The number of oil and gas rigs climbed to 948, up five rigs from the previous week, according to data from oil-field services company Baker Hughes Inc (BHI). The number of gas rigs was 677, an increase of two rigs from last week, while the oil rig count rose to 261, an increase of four rigs. The number of miscellaneous rigs was 10, a decrease of one rig.
The number of gas rigs in use peaked at 1,606 in September.
Friday's report marked the second consecutive weekly increase, but analysts were hesitant to say that the uptick was part of a larger trend.
"The recent moves don't really indicate a bottoming," said Pax Saunders, an analyst with Houston-based Gelber & Associates.
In response to falling energy prices over the past several months, natural gas producers have sharply reduced their spending plans and rig counts to limit the flow of new gas supplies into the market.
Natural gas prices have plunged about 74% from last summer's highs amid robust production from U.S. onshore natural gas fields and slumping demand.

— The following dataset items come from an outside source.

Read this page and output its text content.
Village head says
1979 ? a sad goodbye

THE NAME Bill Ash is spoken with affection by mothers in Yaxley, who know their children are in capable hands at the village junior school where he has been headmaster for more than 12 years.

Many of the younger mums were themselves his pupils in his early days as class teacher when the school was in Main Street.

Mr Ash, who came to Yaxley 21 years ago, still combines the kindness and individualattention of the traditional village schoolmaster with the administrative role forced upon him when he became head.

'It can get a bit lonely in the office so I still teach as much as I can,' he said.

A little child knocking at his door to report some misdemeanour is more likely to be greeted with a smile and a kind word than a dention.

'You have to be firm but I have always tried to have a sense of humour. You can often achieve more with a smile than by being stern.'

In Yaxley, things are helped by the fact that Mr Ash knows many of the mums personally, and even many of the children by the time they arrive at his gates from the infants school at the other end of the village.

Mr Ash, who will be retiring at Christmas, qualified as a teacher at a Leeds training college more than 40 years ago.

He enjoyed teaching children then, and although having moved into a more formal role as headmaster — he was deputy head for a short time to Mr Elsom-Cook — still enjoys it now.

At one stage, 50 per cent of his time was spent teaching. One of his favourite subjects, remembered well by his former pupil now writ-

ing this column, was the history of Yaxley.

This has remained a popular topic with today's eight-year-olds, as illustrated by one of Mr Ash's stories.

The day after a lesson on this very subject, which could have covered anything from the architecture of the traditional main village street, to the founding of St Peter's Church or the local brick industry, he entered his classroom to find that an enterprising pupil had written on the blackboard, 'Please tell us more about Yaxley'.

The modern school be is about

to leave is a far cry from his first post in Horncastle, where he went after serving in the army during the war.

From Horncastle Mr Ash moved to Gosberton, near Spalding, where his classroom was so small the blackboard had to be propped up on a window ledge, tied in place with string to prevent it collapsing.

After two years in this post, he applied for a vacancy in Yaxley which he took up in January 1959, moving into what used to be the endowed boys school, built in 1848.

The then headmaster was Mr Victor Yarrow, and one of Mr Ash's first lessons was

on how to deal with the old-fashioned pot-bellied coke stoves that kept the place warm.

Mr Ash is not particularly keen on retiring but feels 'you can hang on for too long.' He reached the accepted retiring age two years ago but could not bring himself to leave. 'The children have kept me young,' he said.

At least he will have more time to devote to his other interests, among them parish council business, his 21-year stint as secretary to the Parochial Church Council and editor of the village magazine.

Large industrial consumers have curbed gas use to cut costs during the recession.
Analysts anticipate that the sharp decline in natural gas drilling activity will eventually bring supply back in line with demand and help bolster gas prices.
Gas for September delivery on the New York Mercantile Exchange was recently down 14.1 cents, or 3.77%, at $3.602 a million British thermal units.